Sunday 3 February 2013

The mountains of South America and finding peace

This time last year I was sat in a little hostel in El Chalten, South Argentina going walking for the day and then watching my first ever Superbowl final with Americans in the hostel.  


Sunset on my first night in El Chalten. 


View of Fitz Roy after a long but amazing trek. 

This post is about when I went travelling the way walking in the mountains of South America helped me to find a little bit of peace and a place to grieve.

My Dad always encouraged me to follow my dreams and the part he most wanted to see in my trip was South America.  South America made the list for me as I wanted to be in Rio de Jenerio for Carnival but also to walk and trek in the mountains.  Me and my Dad never set firm plans for him to come out and travel with me.  In fact not much of the section in South America leg of my travels was set in stone until the last minute.  However it was the only section of the trip my dad was interested in joining up with me to do but then never got to do.  

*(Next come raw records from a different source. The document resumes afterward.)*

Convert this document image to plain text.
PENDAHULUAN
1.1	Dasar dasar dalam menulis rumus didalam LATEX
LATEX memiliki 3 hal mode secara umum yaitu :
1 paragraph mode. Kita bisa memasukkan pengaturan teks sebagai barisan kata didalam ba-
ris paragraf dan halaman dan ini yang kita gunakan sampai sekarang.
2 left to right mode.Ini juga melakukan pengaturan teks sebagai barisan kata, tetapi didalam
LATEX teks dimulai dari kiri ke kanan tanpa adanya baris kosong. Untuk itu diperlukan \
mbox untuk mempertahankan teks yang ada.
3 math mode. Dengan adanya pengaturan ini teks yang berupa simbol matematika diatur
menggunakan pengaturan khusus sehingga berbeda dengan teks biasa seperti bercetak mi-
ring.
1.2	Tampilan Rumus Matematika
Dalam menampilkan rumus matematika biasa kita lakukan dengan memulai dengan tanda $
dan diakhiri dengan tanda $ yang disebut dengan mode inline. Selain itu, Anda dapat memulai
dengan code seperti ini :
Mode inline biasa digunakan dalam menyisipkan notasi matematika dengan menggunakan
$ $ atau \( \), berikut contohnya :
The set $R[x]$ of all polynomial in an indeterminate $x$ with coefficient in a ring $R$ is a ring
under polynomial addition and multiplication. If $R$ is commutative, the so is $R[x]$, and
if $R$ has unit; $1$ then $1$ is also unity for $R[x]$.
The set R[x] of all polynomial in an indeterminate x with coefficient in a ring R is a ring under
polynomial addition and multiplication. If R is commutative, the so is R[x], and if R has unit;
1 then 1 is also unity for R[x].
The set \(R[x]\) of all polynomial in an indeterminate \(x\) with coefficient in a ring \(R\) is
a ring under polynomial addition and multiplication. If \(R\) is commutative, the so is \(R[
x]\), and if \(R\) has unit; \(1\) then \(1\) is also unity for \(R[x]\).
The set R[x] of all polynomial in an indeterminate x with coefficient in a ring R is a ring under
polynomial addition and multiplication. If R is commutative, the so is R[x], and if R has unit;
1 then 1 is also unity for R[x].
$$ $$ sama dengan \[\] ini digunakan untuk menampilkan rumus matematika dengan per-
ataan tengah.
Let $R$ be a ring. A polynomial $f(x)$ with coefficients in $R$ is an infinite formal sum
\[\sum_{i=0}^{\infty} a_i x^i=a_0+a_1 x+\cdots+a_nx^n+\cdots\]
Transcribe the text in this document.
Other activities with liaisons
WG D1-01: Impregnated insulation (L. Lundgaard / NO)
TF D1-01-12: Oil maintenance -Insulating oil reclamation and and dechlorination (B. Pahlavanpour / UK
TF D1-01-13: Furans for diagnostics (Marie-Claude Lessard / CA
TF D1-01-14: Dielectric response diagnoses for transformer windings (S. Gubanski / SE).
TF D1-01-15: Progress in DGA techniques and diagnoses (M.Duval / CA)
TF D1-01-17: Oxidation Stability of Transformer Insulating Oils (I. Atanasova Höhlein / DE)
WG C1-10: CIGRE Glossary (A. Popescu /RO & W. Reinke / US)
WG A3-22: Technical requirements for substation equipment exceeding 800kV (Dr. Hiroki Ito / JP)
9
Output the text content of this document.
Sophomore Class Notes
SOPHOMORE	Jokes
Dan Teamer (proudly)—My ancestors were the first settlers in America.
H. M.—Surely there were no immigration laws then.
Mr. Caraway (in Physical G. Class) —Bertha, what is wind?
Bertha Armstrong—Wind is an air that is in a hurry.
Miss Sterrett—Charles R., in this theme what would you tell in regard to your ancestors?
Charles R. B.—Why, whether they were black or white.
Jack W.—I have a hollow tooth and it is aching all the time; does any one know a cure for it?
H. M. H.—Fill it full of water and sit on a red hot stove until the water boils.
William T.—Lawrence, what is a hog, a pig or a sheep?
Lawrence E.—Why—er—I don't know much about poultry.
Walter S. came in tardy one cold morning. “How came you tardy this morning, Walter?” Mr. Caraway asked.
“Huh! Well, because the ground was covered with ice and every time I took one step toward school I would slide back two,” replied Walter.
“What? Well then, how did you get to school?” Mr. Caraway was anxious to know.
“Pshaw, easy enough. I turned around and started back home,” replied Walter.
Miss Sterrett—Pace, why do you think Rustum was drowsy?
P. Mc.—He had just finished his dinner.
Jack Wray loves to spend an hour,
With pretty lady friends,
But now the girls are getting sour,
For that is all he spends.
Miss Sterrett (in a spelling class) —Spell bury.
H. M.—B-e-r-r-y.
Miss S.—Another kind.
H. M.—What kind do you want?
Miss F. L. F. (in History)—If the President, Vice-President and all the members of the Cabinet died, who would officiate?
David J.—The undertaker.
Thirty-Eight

Many times in South America I felt his absence especially because I was doing a lot of walking and trekking, something my Dad loved to do.  My Dad died 3 months before I left the UK and I left even though I was still in pain from that because I know my Dad would not have wanted me to cancel or delay my trip I had worked hard for.  However once South America came it was a lot harder then I was expecting to deal with some of that pain.

The mountains became my spiritual place.  A place to remember, to think and to reflect.

The Incas believed that to be at the top of a mountain was to be close to the Gods.  To be able to please the Gods they left children as sacrifices at astonishing heights which have survived in one piece and can be seen at different museums in South America.  Of course this is all speculative, a very simplistic explanation and many would have various different opinions and arguments about what the Incas believed.  I am not a religious person and have not been for a long time but the mountains became another place for me.  Being in these places at heights of up to 4000 metres was a very moving experience and spiritual place to be.  A place to be at peace, a place to remember my Dad.  I hardly spoke to anyone about the pain I was carrying apart from a select few but the mountains I did not have to say anything.    


The picture is me climbing Villarrica Volcano in Pucon, Chile.  It is the highest point I got to as I was struggling due to still being ill and my guide turned me and a couple of other walkers around.  Before this picture I stopped for a rest stop with others and I just sat and cried.  I had found the climb a lot harder, I do not really like walking up its the hardest part for me but I found it mentally tough.  One of the other climbers, not even from my group asked if I was ok and I replied something along the lines of yes but also missing my Dad because he died just over a year ago.  The man was probably old enough to be my dad heard my story and truthfully replied that he was sorry for my loss and that I made him cry himself.

Pucon was the first place I told somebody fully and truthfully what had happened to my Dad and the pain I was carrying deep inside me.  It set the story for my South American adventure meeting people weeks later or friends of friends from that hostel in Pucon.  Meeting some very good people made my trip in South America.  


This photo was taken on the second day of my trek in the Lares Valley in Peru near Cusco. We had slept at 3,800 metres above sea level and climbed up to just over 4,000 metres and over the top of a ridge.  That climb that morning was tough.  I usually do not like walking with my ipod on but that day I needed something to get me up the mountain and Queen was the choice that day.  The relief and achievement of getting there and the view the other side was amazing.  I know my Dad would have loved to be there and would have been very proud.

The mountains and walking are a place to challenge yourself, to push your limits both mentally and physically.
A place to remember and relfect.  To be away from everything.